Hearst's Chris Papaleo

But based on the company's experience on Amazon's Alexa, not to mention the way that consumers have taken to voice devices, it's time to double down.

For instance, the Elle Horoscope skill generated 4 million 'utterances' overall in 2017 (any time someone says something tied to a skill, that's an utterance, according to Amazon). Activity ramped up over the last two months of the year, suggesting that interactions will reach double the digit million-level shortly.

Plus, while Amazon doesn't sell paid voice ads for Alexa - and the company says it has no plans to - Hearst has already landed L'Oreal as a sponsor for My Beauty Chat. That's somethingPapaleo sees as easily repeatable with other skills.

"We see enough positive here, that we think the rest of the company needs to get up skilled," he said. "So it's a 2018 priority for Hearst to use Alexa to acquire customers, retain users, making money on it."

To be sure, Hearst isn't just building on Amazon. Elle's horoscopes are also available on Google voice devices, as is service content from Esquire. But Amazon is further ahead than Google on helping publishers make money, he said.

Hearst believes it's out in front of other media companies when it comes to voice.
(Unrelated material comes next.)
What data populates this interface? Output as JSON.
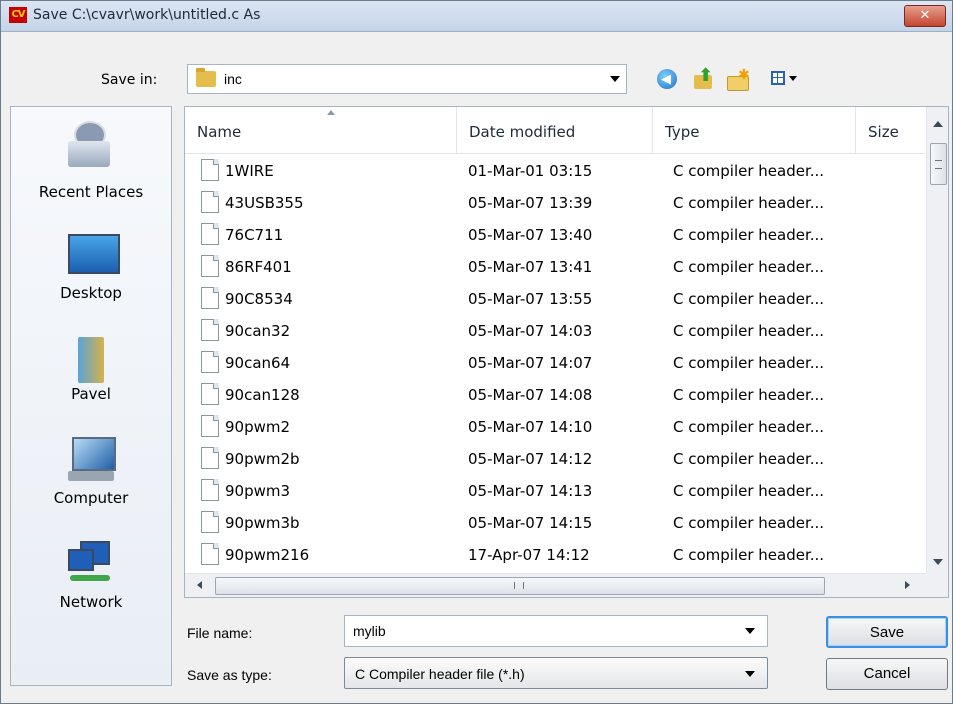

But it's not alone. The New York Times, Comedy Central's "The Daily Show" and People magazine have all launched Alexa skills.

The voice device category is already becoming mainstream

And given the fact that voice devices have sold faster than many anticipated, many media companies are likely to accelerate their voice plans. Papaleo cited research that by 2020 there will likely be 130 million voice devices on the market. Indeed, Amazon said the Echo was its top selling item during the just-completed holiday season.

"We're seeing people buy them for multiple rooms in the house, so we're building already things for the kitchen, the living room and even the bathroom," he said. "It's already a mainstream thing."

Given that reality, figuring out how voice fits into broader marketing is surely to be a key discussion point at the Consumer Electronics Show, which kicks off this week in Las Vegas.

Doug Rozen, chief digital and innovation officer at the media buying firm OMD, said that heading into CES this year, two topics were of top of mind for nearly all big marketers in attendance: voice, and Amazon.

"We are already seeing that voice is becoming the best way for people to interact with their mobile devices. If last year was about experimenting in voice, this is the year we're talking about developing a real voice strategy," he said. "And they're all looking now at Amazon not just as a commerce company but as a media company."